Juilliard Joins Texas State for a Common
Experience in the Arts
By David King and Mary Kincy, University Marketing
The sound of teenage musicians, rehearsing as part of a summer orchestra camp, creeps through the walls of Gaila Raymer’s office in Evans Auditorium.
The air conditioner hums a white noise in the cavernous, cinderblock-walled room. This office of Evans Auditorium’s production manager is home to everything from event posters to theatrical props. There’s also an overstuffed couch, fronted with a cluttered coffee table. This summer afternoon, Wayne Oquin is resting on the couch, wearing a T-shirt and shorts and talking softly about topics ranging from his days of 31-credit-hour semesters to hearing Reverie, his composition for solo organ, performed on National Public Radio. Reverie was commissioned by Grammy Award-winning organist Paul Jacobs who has championed the piece, performing it in Philadelphia, San Francisco, Chicago, Houston and twice in New York. He also gave the European premiere in Stavanger, Norway.
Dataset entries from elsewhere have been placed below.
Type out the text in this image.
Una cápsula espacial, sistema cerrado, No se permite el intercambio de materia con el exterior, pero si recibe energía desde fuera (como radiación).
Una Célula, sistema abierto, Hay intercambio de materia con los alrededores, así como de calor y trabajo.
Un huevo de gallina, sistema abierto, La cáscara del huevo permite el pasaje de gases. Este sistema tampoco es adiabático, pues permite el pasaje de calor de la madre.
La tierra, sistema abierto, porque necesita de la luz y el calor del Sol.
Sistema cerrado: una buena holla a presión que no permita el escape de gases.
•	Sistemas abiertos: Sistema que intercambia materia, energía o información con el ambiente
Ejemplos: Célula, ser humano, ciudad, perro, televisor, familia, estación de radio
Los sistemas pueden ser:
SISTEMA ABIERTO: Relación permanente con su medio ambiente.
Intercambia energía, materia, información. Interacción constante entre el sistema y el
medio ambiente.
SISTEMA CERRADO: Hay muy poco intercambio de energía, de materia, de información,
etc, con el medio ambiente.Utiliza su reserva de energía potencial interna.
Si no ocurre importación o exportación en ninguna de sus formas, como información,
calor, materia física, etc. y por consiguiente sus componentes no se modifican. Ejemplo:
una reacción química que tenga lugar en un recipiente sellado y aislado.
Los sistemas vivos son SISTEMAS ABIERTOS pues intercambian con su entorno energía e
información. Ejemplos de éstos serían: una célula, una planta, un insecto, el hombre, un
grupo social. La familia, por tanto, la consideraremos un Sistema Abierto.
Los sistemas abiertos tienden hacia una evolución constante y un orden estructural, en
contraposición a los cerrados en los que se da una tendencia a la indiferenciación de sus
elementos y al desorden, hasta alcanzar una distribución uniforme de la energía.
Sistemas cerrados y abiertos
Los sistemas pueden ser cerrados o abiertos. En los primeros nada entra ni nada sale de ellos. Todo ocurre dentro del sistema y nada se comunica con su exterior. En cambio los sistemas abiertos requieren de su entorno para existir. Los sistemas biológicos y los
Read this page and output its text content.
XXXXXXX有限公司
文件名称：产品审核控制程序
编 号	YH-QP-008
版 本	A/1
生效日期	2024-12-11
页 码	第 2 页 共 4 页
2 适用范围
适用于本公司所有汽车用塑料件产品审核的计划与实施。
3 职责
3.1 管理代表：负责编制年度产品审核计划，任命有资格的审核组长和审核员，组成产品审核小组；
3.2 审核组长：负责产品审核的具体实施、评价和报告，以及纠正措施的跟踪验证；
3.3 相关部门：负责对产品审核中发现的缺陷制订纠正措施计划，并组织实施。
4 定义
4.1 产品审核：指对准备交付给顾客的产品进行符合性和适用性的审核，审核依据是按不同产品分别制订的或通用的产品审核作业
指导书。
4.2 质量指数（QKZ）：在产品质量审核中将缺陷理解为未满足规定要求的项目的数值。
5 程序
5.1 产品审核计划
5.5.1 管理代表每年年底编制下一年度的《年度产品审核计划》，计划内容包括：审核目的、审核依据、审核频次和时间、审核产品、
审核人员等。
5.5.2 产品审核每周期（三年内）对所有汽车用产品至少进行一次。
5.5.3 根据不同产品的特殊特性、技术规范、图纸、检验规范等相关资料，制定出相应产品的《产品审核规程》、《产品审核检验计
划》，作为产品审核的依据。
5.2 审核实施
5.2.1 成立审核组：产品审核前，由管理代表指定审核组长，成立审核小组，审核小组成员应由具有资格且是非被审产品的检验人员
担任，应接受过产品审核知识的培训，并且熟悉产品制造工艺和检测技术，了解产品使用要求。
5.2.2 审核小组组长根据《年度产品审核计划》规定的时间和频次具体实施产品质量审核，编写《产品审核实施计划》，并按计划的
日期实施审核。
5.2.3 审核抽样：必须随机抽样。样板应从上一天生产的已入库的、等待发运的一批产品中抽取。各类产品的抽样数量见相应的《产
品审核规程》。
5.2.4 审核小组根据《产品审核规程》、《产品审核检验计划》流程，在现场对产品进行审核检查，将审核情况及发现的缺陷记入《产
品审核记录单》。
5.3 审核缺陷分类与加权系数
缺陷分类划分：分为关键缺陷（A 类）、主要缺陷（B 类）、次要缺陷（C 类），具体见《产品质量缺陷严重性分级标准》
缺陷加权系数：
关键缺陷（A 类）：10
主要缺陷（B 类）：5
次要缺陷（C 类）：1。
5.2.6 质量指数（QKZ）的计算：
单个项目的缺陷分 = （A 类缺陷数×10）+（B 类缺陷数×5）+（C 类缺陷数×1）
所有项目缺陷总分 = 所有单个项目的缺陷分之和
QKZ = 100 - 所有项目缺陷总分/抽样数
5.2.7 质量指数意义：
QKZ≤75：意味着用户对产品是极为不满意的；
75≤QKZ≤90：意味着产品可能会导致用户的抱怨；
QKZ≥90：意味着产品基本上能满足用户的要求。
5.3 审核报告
Oquin, who graduated from Texas State in 1999, is someone who prompts people to superlatives: Gifted. Generous. Determined, disciplined and driven. A Renaissance man. Prodigy. Genius.
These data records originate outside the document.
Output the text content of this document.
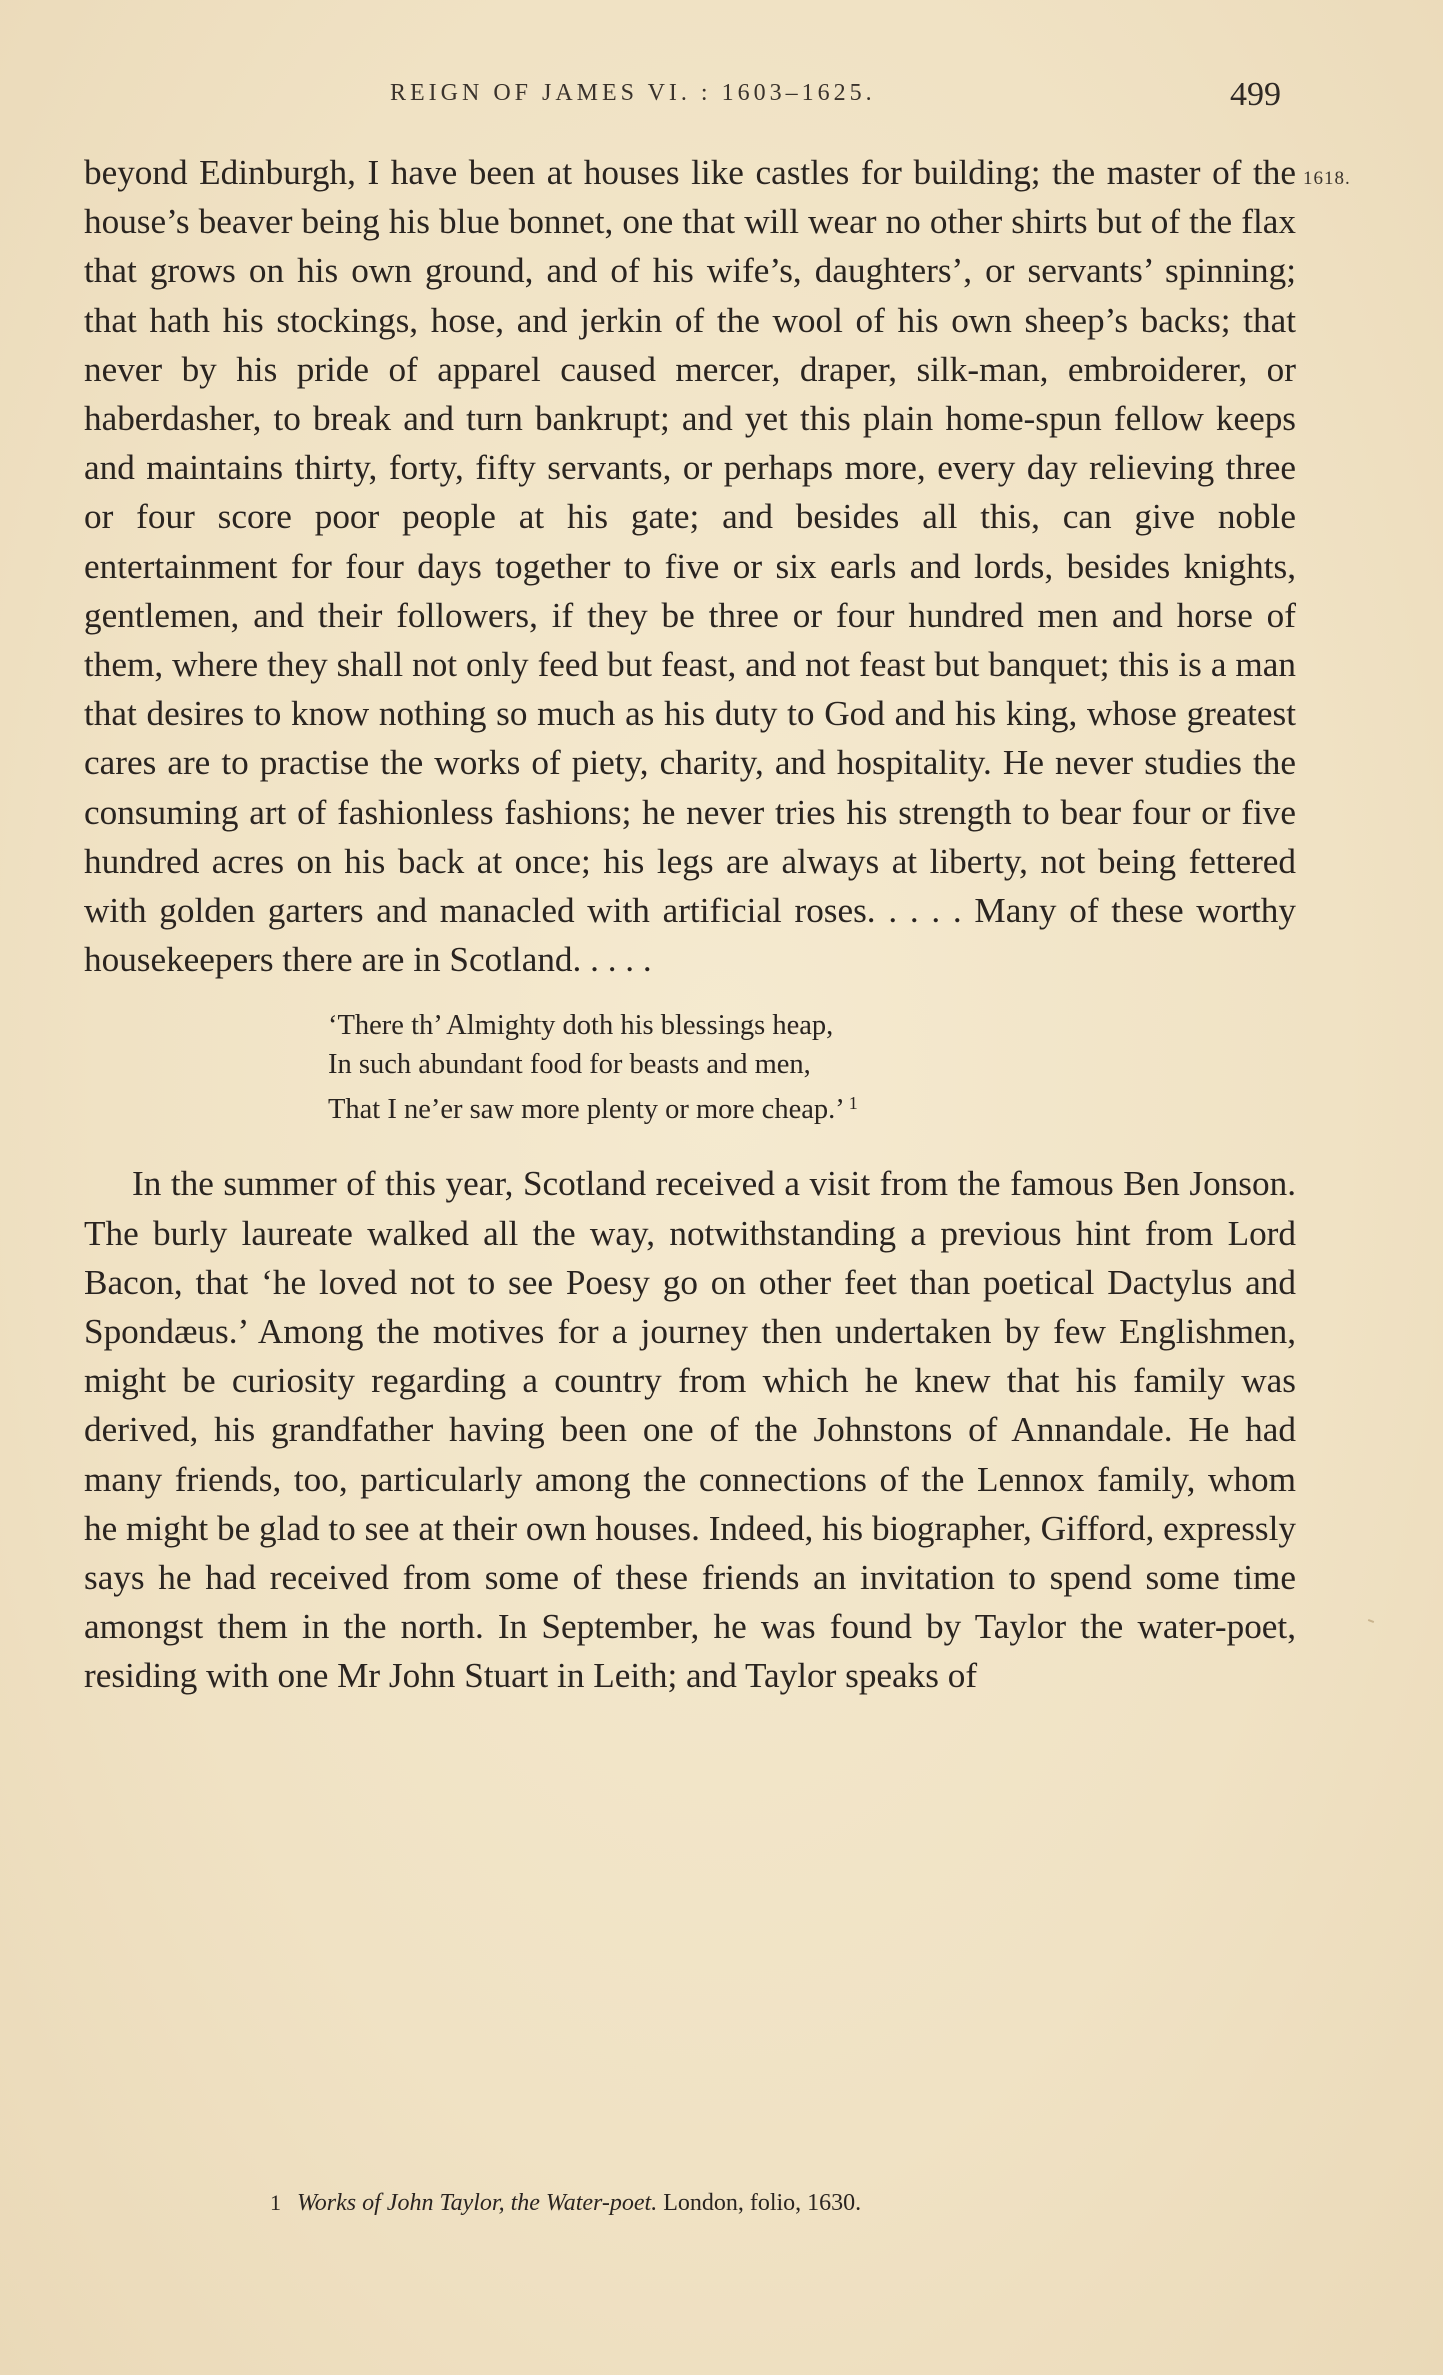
REIGN OF JAMES VI. : 1603–1625.	499
1618.

beyond Edinburgh, I have been at houses like castles for building; the master of the house’s beaver being his blue bonnet, one that will wear no other shirts but of the flax that grows on his own ground, and of his wife’s, daughters’, or servants’ spinning; that hath his stockings, hose, and jerkin of the wool of his own sheep’s backs; that never by his pride of apparel caused mercer, draper, silk-man, embroiderer, or haberdasher, to break and turn bankrupt; and yet this plain home-spun fellow keeps and maintains thirty, forty, fifty servants, or perhaps more, every day relieving three or four score poor people at his gate; and besides all this, can give noble entertainment for four days together to five or six earls and lords, besides knights, gentlemen, and their followers, if they be three or four hundred men and horse of them, where they shall not only feed but feast, and not feast but banquet; this is a man that desires to know nothing so much as his duty to God and his king, whose greatest cares are to practise the works of piety, charity, and hospitality. He never studies the consuming art of fashionless fashions; he never tries his strength to bear four or five hundred acres on his back at once; his legs are always at liberty, not being fettered with golden garters and manacled with artificial roses. . . . . Many of these worthy housekeepers there are in Scotland. . . . .

‘There th’ Almighty doth his blessings heap,
In such abundant food for beasts and men,
That I ne’er saw more plenty or more cheap.’ $^1$

In the summer of this year, Scotland received a visit from the famous Ben Jonson. The burly laureate walked all the way, notwithstanding a previous hint from Lord Bacon, that ‘he loved not to see Poesy go on other feet than poetical Dactylus and Spondæus.’ Among the motives for a journey then undertaken by few Englishmen, might be curiosity regarding a country from which he knew that his family was derived, his grandfather having been one of the Johnstons of Annandale. He had many friends, too, particularly among the connections of the Lennox family, whom he might be glad to see at their own houses. Indeed, his biographer, Gifford, expressly says he had received from some of these friends an invitation to spend some time amongst them in the north. In September, he was found by Taylor the water-poet, residing with one Mr John Stuart in Leith; and Taylor speaks of

1 Works of John Taylor, the Water-poet. London, folio, 1630.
Two activity-filled days each spring — and the countless hours of preparation that lead up to them — add “benefactor” to the list as well, as Oquin leads the annual staging of a collaboration between The Juilliard School and Texas State that is the hallmark of his ongoing connection to the university.
The event began more than half a decade ago, when Oquin was a graduate student at Juilliard. He expected the first Juilliard Joins Texas State, a collaboration he and philosophy professor Jeff Gordon launched in 2007, to be the only one. But when the laptop that held a big part of his doctoral dissertation was stolen, he stayed at Juilliard another year and brought another group to San Marcos in spring 2008. Not long after that, as he was approaching graduation, he was offered the position on the Juilliard faculty.
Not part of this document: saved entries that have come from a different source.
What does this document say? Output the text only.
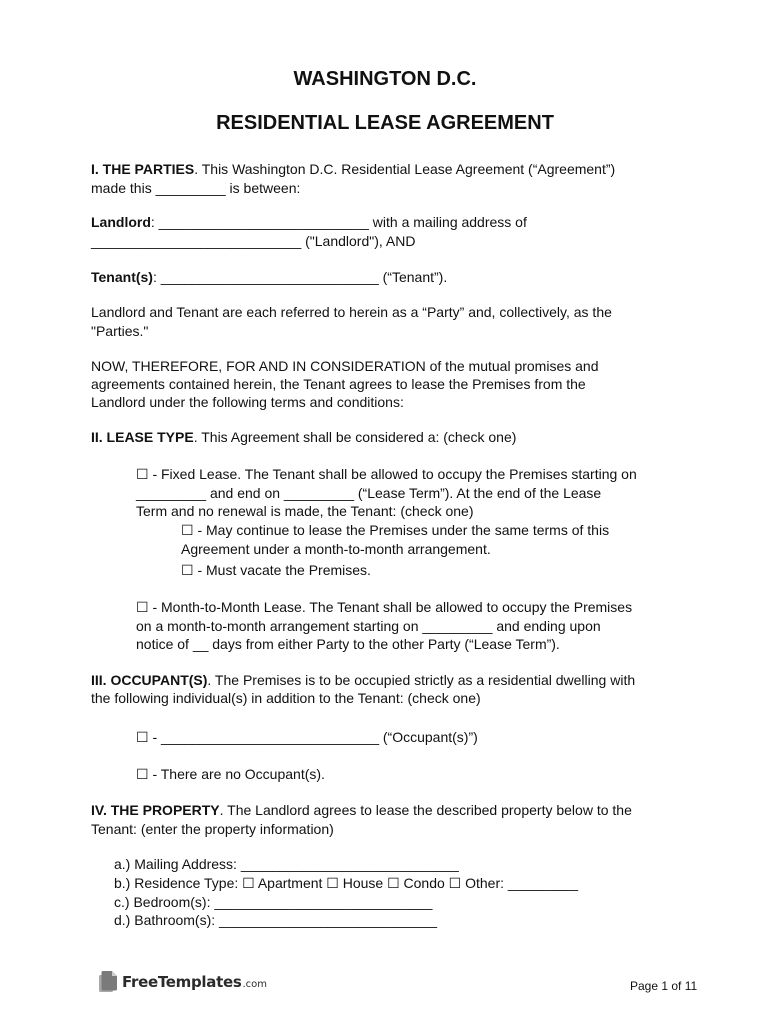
WASHINGTON D.C.
RESIDENTIAL LEASE AGREEMENT
I. THE PARTIES. This Washington D.C. Residential Lease Agreement (“Agreement”)
made this _________ is between:
Landlord: ___________________________ with a mailing address of
___________________________ ("Landlord"), AND
Tenant(s): ____________________________ (“Tenant”).
Landlord and Tenant are each referred to herein as a “Party” and, collectively, as the
"Parties."
NOW, THEREFORE, FOR AND IN CONSIDERATION of the mutual promises and
agreements contained herein, the Tenant agrees to lease the Premises from the
Landlord under the following terms and conditions:
II. LEASE TYPE. This Agreement shall be considered a: (check one)
☐ - Fixed Lease. The Tenant shall be allowed to occupy the Premises starting on
_________ and end on _________ (“Lease Term”). At the end of the Lease
Term and no renewal is made, the Tenant: (check one)
☐ - May continue to lease the Premises under the same terms of this
Agreement under a month-to-month arrangement.
☐ - Must vacate the Premises.
☐ - Month-to-Month Lease. The Tenant shall be allowed to occupy the Premises
on a month-to-month arrangement starting on _________ and ending upon
notice of __ days from either Party to the other Party (“Lease Term”).
III. OCCUPANT(S). The Premises is to be occupied strictly as a residential dwelling with
the following individual(s) in addition to the Tenant: (check one)
☐ - ____________________________ (“Occupant(s)”)
☐ - There are no Occupant(s).
IV. THE PROPERTY. The Landlord agrees to lease the described property below to the
Tenant: (enter the property information)
a.) Mailing Address: ____________________________
b.) Residence Type: ☐ Apartment ☐ House ☐ Condo ☐ Other: _________
c.) Bedroom(s): ____________________________
d.) Bathroom(s): ____________________________
FreeTemplates .com	Page 1 of 11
Five years later, Juilliard Joins Texas State has matured, but stays true to its roots, bringing some of the world’s best performers together in a union born of performance and a common experience. It’s fitting, then, that each year’s event joins with Texas State’s Common Experience — a yearlong series of dialogue and occurrences organized to facilitate the shared consideration of a single topic within the university community. This year, the Common Experience is focused on the First Amendment, so Juilliard Joins Texas State is staging a theatrical concert commemorating Martin Luther King, Jr., Molly Ivins and the rights to freedoms of religion and expression.
Oquin came to Texas State in 1996 after he attracted the attention of former faculty member John Paul Johnson, who put on a full-court-press recruiting effort to get the prodigy to San Marcos.
“When I arrived on campus, I couldn’t have been happier, because I was getting college credit to do what I really loved to do,” Oquin says. “And the biggest thing Texas State gave me, the No. 1 asset, was its faculty. For the price of an education here, we give our students an enormous asset — the people it affords.”
A dozen or more faculty members mentored Oquin in subjects ranging from music to philosophy. John Schmidt gave him an office key, which meant access to the professor’s sheet music, compact discs and piano. That led to the oft-told story of the University Police Department responding to a call about a prowler in the Music Building in the wee hours of the morning, but instead finding Oquin practicing.
He slept rarely. He took what is considered a school-record 31 credit hours in a semester — twice. He was part of the University Honors program. He found time to compose and perform original works alongside faculty members. He earned a bachelor’s in three years with a 4.0 grade point average.
And he has never forgotten the experience.
“He wants to give back,” says Nico Schüler, a music professor who works with Oquin on Juilliard Joins Texas State.
“He’s very close to our school, although he graduated 12 years ago,” Schüler adds. “He wants to come back and help current students. It has happened numerous times that students heard about him or they have met him at the concert or before or after the event, and then they contacted him later for some advice. And he’s always willing to give advice, always willing to look at music that one of our students composed and give some feedback. And that’s invaluable because most composers of his stature would not even spend time doing that.”